Reps use Close Plans on deals where multiple stakeholders, procurement, legal review, or security questionnaires sit between verbal yes and ink. The plan typically lives in a shared doc or deal room and gets reviewed on every call, with steps checked off, dates slipped, or new blockers surfaced in real time.
Don't confuse a Close Plan with a generic sales stage checklist or an internal forecast note. A Close Plan is buyer-facing and buyer-validated; a stage checklist is internal hygiene. The Close Plan replaces the polite fiction of 'they said end of quarter' with a documented, co-signed roadmap.
Why It Matters
Deals without a Close Plan are the ones that slip a quarter, then another, then go dark. A documented plan forces stakeholder identification, legal lead times, and budget approval cycles to surface early, which is when you can still influence them. Reps who run Close Plans on every late-stage deal typically see tighter forecast accuracy and shorter slip distance.
Skip the Close Plan and you're managing the deal in your head. You'll miss that procurement needs ten business days, that the buyer's CFO is on vacation the week of your target close, or that security review hasn't even started. By the time you find out, your quarter is already lost and the deal is rolling into a new budget cycle.
Examples in Practice
A mid-market SaaS rep working a $90K annual deal builds a Close Plan with the buyer's VP of Operations. It lists fifteen steps including security questionnaire, legal redlines, procurement portal submission, and CFO sign-off, each with an owner and date. When legal flags an indemnity clause two weeks in, the plan gets updated and the close date moves one week — instead of three.

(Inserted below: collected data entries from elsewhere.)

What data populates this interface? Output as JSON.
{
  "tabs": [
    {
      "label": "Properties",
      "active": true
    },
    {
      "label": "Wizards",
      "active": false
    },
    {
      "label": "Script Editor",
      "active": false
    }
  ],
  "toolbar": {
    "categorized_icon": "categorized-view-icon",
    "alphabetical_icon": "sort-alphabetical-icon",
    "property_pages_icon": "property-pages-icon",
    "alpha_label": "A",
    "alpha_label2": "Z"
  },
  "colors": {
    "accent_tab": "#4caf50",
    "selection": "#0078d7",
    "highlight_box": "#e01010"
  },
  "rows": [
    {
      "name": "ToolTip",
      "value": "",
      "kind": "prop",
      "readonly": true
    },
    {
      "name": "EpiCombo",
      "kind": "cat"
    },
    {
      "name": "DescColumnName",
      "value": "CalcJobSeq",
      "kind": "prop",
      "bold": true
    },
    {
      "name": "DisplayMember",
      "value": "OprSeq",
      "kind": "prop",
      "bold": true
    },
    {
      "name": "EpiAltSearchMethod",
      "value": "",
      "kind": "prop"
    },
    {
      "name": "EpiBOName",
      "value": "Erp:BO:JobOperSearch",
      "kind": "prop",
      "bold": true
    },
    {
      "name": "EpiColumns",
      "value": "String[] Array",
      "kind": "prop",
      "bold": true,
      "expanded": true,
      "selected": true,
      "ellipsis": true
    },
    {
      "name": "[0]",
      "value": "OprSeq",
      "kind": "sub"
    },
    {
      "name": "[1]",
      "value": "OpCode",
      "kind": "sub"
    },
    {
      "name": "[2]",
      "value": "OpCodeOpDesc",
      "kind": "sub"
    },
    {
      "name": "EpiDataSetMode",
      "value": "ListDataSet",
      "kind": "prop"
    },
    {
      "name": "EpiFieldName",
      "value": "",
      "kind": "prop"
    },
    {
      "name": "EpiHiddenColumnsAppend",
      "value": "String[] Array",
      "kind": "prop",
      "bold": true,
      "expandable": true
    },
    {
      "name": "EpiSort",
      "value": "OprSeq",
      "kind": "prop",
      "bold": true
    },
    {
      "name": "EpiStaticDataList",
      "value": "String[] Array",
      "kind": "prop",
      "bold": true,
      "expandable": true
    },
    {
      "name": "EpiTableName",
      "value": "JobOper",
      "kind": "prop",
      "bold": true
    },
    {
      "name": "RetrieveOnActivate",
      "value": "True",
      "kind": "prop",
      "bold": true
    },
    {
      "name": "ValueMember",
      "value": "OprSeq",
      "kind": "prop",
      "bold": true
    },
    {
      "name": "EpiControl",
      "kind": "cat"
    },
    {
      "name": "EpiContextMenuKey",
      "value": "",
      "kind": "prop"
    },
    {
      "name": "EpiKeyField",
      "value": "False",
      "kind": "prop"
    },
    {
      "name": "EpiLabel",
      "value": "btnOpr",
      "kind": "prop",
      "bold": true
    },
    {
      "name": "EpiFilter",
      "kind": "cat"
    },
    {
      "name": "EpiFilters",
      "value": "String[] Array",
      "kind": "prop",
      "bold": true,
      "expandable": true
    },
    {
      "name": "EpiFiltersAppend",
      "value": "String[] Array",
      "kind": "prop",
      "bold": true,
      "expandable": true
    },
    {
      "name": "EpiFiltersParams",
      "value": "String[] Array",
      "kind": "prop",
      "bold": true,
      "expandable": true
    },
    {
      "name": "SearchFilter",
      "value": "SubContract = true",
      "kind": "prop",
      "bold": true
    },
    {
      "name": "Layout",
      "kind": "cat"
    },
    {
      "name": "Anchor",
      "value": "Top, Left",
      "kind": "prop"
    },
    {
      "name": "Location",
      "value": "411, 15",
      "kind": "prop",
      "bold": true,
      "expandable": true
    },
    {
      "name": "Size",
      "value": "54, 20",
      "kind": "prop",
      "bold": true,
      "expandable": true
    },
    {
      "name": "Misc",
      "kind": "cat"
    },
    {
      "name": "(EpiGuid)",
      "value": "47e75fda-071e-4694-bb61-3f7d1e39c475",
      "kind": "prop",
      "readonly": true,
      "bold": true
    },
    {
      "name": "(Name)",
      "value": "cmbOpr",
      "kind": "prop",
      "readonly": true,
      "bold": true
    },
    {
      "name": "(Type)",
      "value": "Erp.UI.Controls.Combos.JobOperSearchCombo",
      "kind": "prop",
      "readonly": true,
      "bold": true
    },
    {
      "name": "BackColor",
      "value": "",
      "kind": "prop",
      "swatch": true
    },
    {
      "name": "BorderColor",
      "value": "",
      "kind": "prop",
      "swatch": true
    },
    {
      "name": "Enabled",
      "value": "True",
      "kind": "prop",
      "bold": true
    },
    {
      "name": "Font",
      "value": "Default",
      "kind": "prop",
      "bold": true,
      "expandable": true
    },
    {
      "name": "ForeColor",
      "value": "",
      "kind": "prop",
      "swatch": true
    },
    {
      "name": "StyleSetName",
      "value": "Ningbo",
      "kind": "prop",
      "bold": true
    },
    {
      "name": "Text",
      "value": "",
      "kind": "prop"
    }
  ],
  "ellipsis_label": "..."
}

A managed services firm pursuing a six-figure retainer uses a Close Plan to coordinate across the buyer's marketing, IT, and finance teams. The plan exposes that IT review requires a thirty-day SOC 2 attestation window, which the rep didn't know about. They start that workstream in parallel rather than discovering it on day forty-five.
A field sales team selling industrial equipment runs Close Plans inside their proposal tool, with the e-signature step as the final checkbox. The CRO can see across the pipeline which deals have active, buyer-validated Close Plans versus which ones the rep is hoping into existence — and forecast accordingly.